One of the most important parts of Catholic health care ministry is the administration of Holy Communion. This much needed ministry and sacred charge is carried out by bishops, priests, and deacons who, by virtue of their ordination, serve as ordinary ministers of Holy Communion. It is also carried out by extraordinary ministers of Holy Communion who are commissioned to assist those ordinary ministers in certain circumstances. One circumstance in which the service of extraordinary ministers of Holy Communion is both necessary and of great benefit is when Holy Communion is to be administered to women and men whose health is being care for in hospitals, other health care facilities, or private homes.

All Ministers of Holy Communion, whether ordinary or extraordinary, are capable of exercising that ministry either well or poorly. To exercise their ministry well, it is necessary that they acquire and develop particular virtues. By God’s grace and by their freely chosen actions, ministers of Holy Communion can grow in the virtues by which they readily and consistently do what is good, confirm their own good character, are built up in Christian holiness, and perform their ministry with excellence. With the help of Saint Thomas Aquinas, I would like to propose some of the virtues that best characterize excellent ministers of Holy Communion.

Reverence and Adoration

According to Saint Thomas Aquinas, adoration is an exterior act of the virtue of religion, by which human beings fittingly reverence God (Summa Theologiae II-II q.84, a.1). Adoration is an exterior act of religion, meaning it has to do with the bodily actions by which reverence for God is shown.

Of course, the reverence of human beings for God has to do, first and foremost, with the interior devotion of their hearts and minds. But since human beings are composed of both soul and body, the interior dispositions of their hearts and minds are both expressed and reinforced by bodily actions. So, for example, when faithful men and women make the sign of the cross to invoke the Triune God, or kneel down to express humility, or beat their breasts to demonstrate repentance, their outward actions both express and reinforce the devotion that is in the interiority of their hearts and minds.
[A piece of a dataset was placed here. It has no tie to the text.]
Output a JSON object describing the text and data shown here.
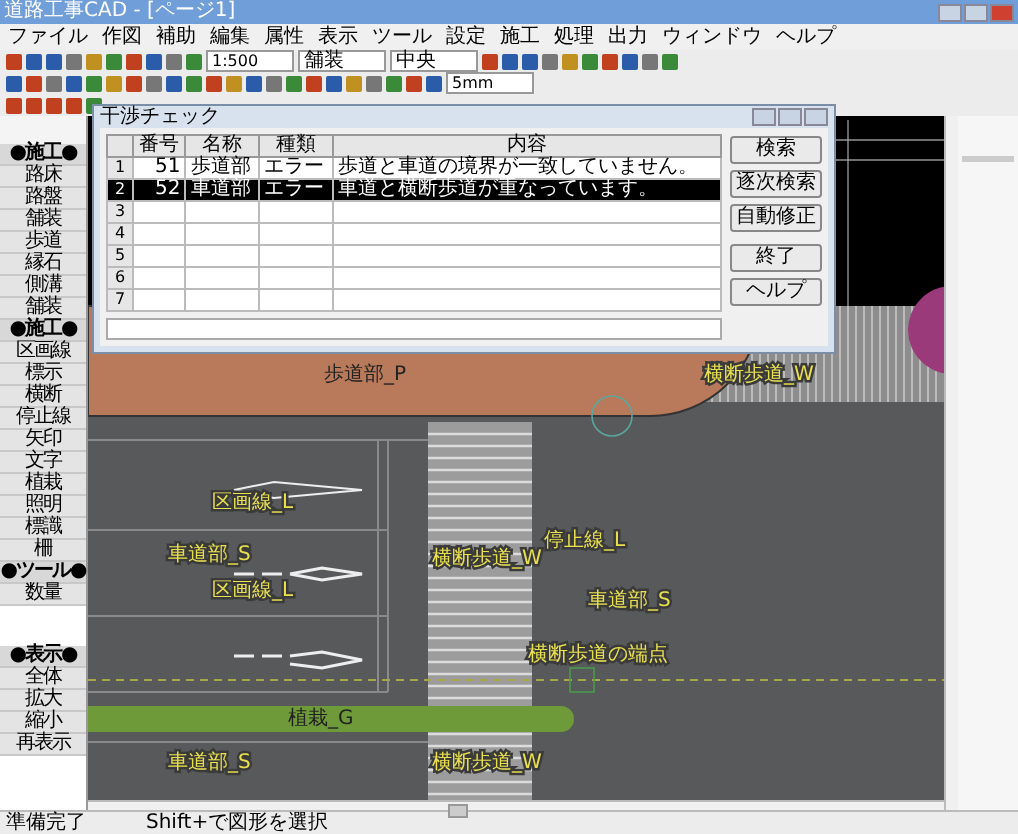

Those physical, bodily acts of adoration have a special importance when it comes to showing reverence for the Eucharist. For, in the Eucharist, God the Son is really present in what appears to us as a physical substance. God comes to us in physicality of a sacrament that we can see and touch and taste. Our response to God must necessarily be physical. God shows us His invisible love through the visible bread and wine. We are to respond by showing the reverence of our invisible souls through the actions of our visible bodies.
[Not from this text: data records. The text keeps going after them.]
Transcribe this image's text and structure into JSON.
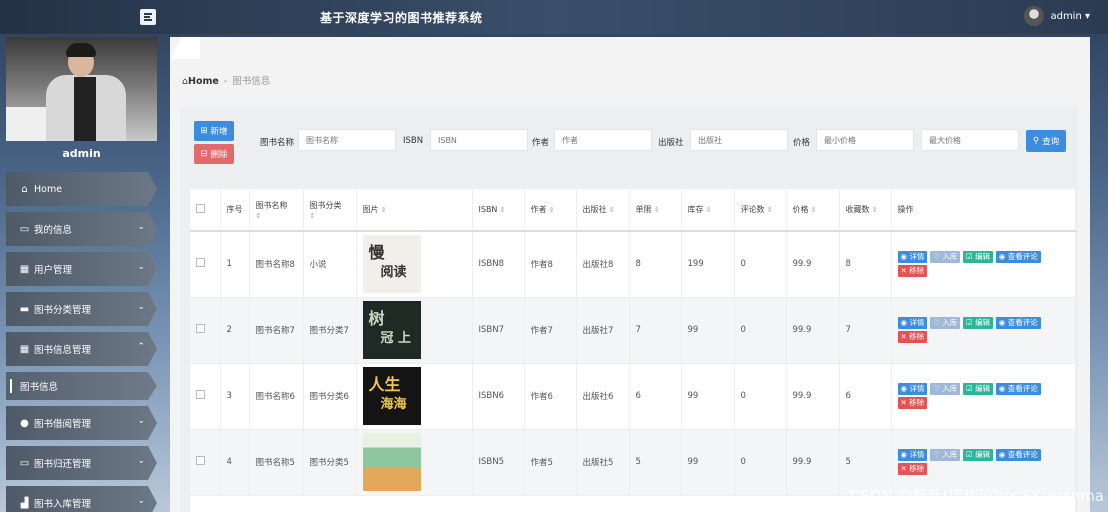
{
  "header": {
    "title": "基于深度学习的图书推荐系统",
    "user": "admin ▾"
  },
  "sidebar": {
    "username": "admin",
    "items": [
      {
        "label": "Home",
        "icon": "home-icon",
        "glyph": "⌂",
        "chevron": ""
      },
      {
        "label": "我的信息",
        "icon": "card-icon",
        "glyph": "▭",
        "chevron": "⌄"
      },
      {
        "label": "用户管理",
        "icon": "grid-icon",
        "glyph": "▦",
        "chevron": "⌄"
      },
      {
        "label": "图书分类管理",
        "icon": "briefcase-icon",
        "glyph": "▬",
        "chevron": "⌄"
      },
      {
        "label": "图书信息管理",
        "icon": "grid-icon",
        "glyph": "▦",
        "chevron": "⌃"
      },
      {
        "label": "图书信息",
        "icon": "",
        "glyph": "",
        "chevron": ""
      },
      {
        "label": "图书借阅管理",
        "icon": "user-icon",
        "glyph": "●",
        "chevron": "⌄"
      },
      {
        "label": "图书归还管理",
        "icon": "monitor-icon",
        "glyph": "▭",
        "chevron": "⌄"
      },
      {
        "label": "图书入库管理",
        "icon": "chart-icon",
        "glyph": "▟",
        "chevron": "⌄"
      }
    ]
  },
  "breadcrumb": {
    "home": "Home",
    "sep": "-",
    "current": "图书信息"
  },
  "toolbar": {
    "add_label": "新增",
    "delete_label": "删除",
    "search_label": "查询"
  },
  "filters": [
    {
      "label": "图书名称",
      "placeholder": "图书名称"
    },
    {
      "label": "ISBN",
      "placeholder": "ISBN"
    },
    {
      "label": "作者",
      "placeholder": "作者"
    },
    {
      "label": "出版社",
      "placeholder": "出版社"
    },
    {
      "label": "价格",
      "placeholder": "最小价格"
    },
    {
      "label": "",
      "placeholder": "最大价格"
    }
  ],
  "table": {
    "columns": [
      "",
      "序号",
      "图书名称",
      "图书分类",
      "图片",
      "ISBN",
      "作者",
      "出版社",
      "单限",
      "库存",
      "评论数",
      "价格",
      "收藏数",
      "操作"
    ],
    "rows": [
      {
        "no": "1",
        "name": "图书名称8",
        "cat": "小说",
        "isbn": "ISBN8",
        "author": "作者8",
        "pub": "出版社8",
        "limit": "8",
        "stock": "199",
        "reviews": "0",
        "price": "99.9",
        "fav": "8"
      },
      {
        "no": "2",
        "name": "图书名称7",
        "cat": "图书分类7",
        "isbn": "ISBN7",
        "author": "作者7",
        "pub": "出版社7",
        "limit": "7",
        "stock": "99",
        "reviews": "0",
        "price": "99.9",
        "fav": "7"
      },
      {
        "no": "3",
        "name": "图书名称6",
        "cat": "图书分类6",
        "isbn": "ISBN6",
        "author": "作者6",
        "pub": "出版社6",
        "limit": "6",
        "stock": "99",
        "reviews": "0",
        "price": "99.9",
        "fav": "6"
      },
      {
        "no": "4",
        "name": "图书名称5",
        "cat": "图书分类5",
        "isbn": "ISBN5",
        "author": "作者5",
        "pub": "出版社5",
        "limit": "5",
        "stock": "99",
        "reviews": "0",
        "price": "99.9",
        "fav": "5"
      }
    ],
    "actions": {
      "detail": "详情",
      "stock": "入库",
      "edit": "编辑",
      "review": "查看评论",
      "remove": "移除"
    }
  },
  "covers": [
    {
      "text1": "慢",
      "text2": "阅读",
      "bg": "#f1efe9",
      "fg": "#333"
    },
    {
      "text1": "树",
      "text2": "冠 上",
      "bg": "#1f2a24",
      "fg": "#c9d9c0"
    },
    {
      "text1": "人生",
      "text2": "海海",
      "bg": "#141414",
      "fg": "#f2c94c"
    },
    {
      "text1": "",
      "text2": "",
      "bg": "#8cc7a0",
      "fg": "#fff"
    }
  ],
  "watermark": "CSDN @枫叶(接毕设)vx:FY-yuanma"
}
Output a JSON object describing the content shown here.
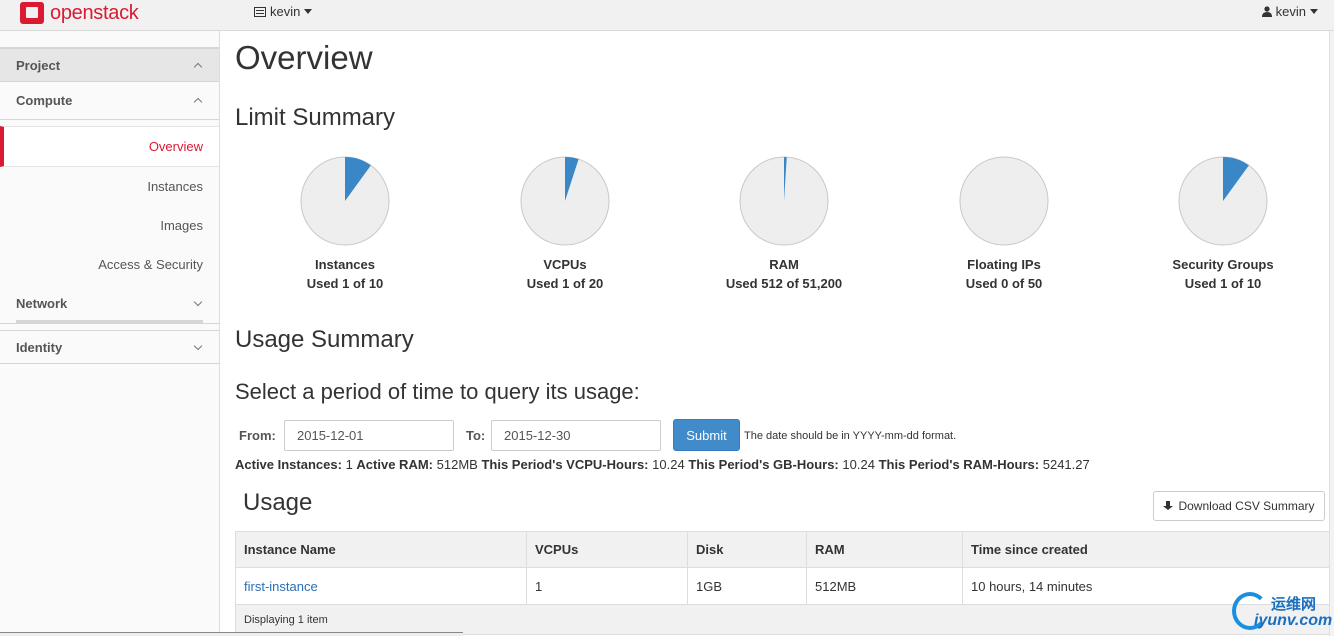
{
  "header": {
    "brand": "openstack",
    "project_selector": "kevin",
    "user_menu": "kevin"
  },
  "sidebar": {
    "project": "Project",
    "compute": "Compute",
    "items": [
      "Overview",
      "Instances",
      "Images",
      "Access & Security"
    ],
    "network": "Network",
    "identity": "Identity"
  },
  "main": {
    "title": "Overview",
    "limit_summary": "Limit Summary",
    "limits": [
      {
        "title": "Instances",
        "used_text": "Used 1 of 10",
        "used": 1,
        "total": 10
      },
      {
        "title": "VCPUs",
        "used_text": "Used 1 of 20",
        "used": 1,
        "total": 20
      },
      {
        "title": "RAM",
        "used_text": "Used 512 of 51,200",
        "used": 512,
        "total": 51200
      },
      {
        "title": "Floating IPs",
        "used_text": "Used 0 of 50",
        "used": 0,
        "total": 50
      },
      {
        "title": "Security Groups",
        "used_text": "Used 1 of 10",
        "used": 1,
        "total": 10
      }
    ],
    "usage_summary": "Usage Summary",
    "select_period": "Select a period of time to query its usage:",
    "form": {
      "from_label": "From:",
      "from_value": "2015-12-01",
      "to_label": "To:",
      "to_value": "2015-12-30",
      "submit": "Submit",
      "hint": "The date should be in YYYY-mm-dd format."
    },
    "stats": {
      "active_instances_label": "Active Instances:",
      "active_instances": "1",
      "active_ram_label": "Active RAM:",
      "active_ram": "512MB",
      "vcpu_hours_label": "This Period's VCPU-Hours:",
      "vcpu_hours": "10.24",
      "gb_hours_label": "This Period's GB-Hours:",
      "gb_hours": "10.24",
      "ram_hours_label": "This Period's RAM-Hours:",
      "ram_hours": "5241.27"
    },
    "usage_title": "Usage",
    "download_csv": "Download CSV Summary",
    "table": {
      "columns": [
        "Instance Name",
        "VCPUs",
        "Disk",
        "RAM",
        "Time since created"
      ],
      "rows": [
        [
          "first-instance",
          "1",
          "1GB",
          "512MB",
          "10 hours, 14 minutes"
        ]
      ],
      "footer": "Displaying 1 item"
    }
  },
  "watermark": {
    "cn": "运维网",
    "en": "iyunv.com"
  },
  "colors": {
    "brand_red": "#da1a32",
    "pie_fill": "#3a87c8",
    "pie_bg": "#eeeeee",
    "button_blue": "#428bca",
    "link_blue": "#2a6fb5"
  }
}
Therefore, when excellent ministers of Holy Communion approach the tabernacle to obtain or repose the Blessed Sacrament, they genuflect or bow in adoration of their Eucharistic Lord. When they walk down the street or through a hospital or nursing home, they are continually aware of the read presence of Jesus Christ whom they reverently carry on their persons. They express that reverence through bodily acts of adoration: their careful handling of the Blessed Sacrament in their administration of Holy Communion, their protection of the Body and Blood of Christ from any mistreatment, their bodily manifestation of the joy and kindness of the Lord whose ministers they are privileged to be.

Magnanimity

According to Saint Thomas, “Magnanimity by its very name denotes the stretching forth of the mind to great things,” and, “An act is simply and absolutely great when it consists in the best use of the greatest thing” (ST II-II q.129, a.1). What thing could be greater than the Sacrament in which the Incarnate God is really present? What better use could be made of that Blessed Sacrament than to administer it to God’s faithful people as Holy Communion?

Every virtue has to do with making the best use of something or acting in the best way toward someone. For example, temperance has to do with making the best use of food and drink, and justice is about treating other people in the best way. Sometimes the objects of virtuous actions are small things. A piece of chocolate can be the object of a temperate act; a dollar bill can be the object of a just act. Those actions can be great, however, due to the great virtue with which they are done. When they are done by souls infused with charity, they can even be acts of divine love.

Magnanimity, therefore, is not the greatest of the virtues. Charity is. Because the greatness of a person’s actions and character depend more on the virtue in that person’s soul than the action that person is performing. That is why Jesus said that the poor widow gave more than all the rest (Mk. 12:41-44).

Nevertheless, ministers of Holy Communion have chosen to do something truly great. They renew that magnanimous choice every time they exercise their ministry. By the grace of God, their hearts and minds “stretch forth” to the greatest of things.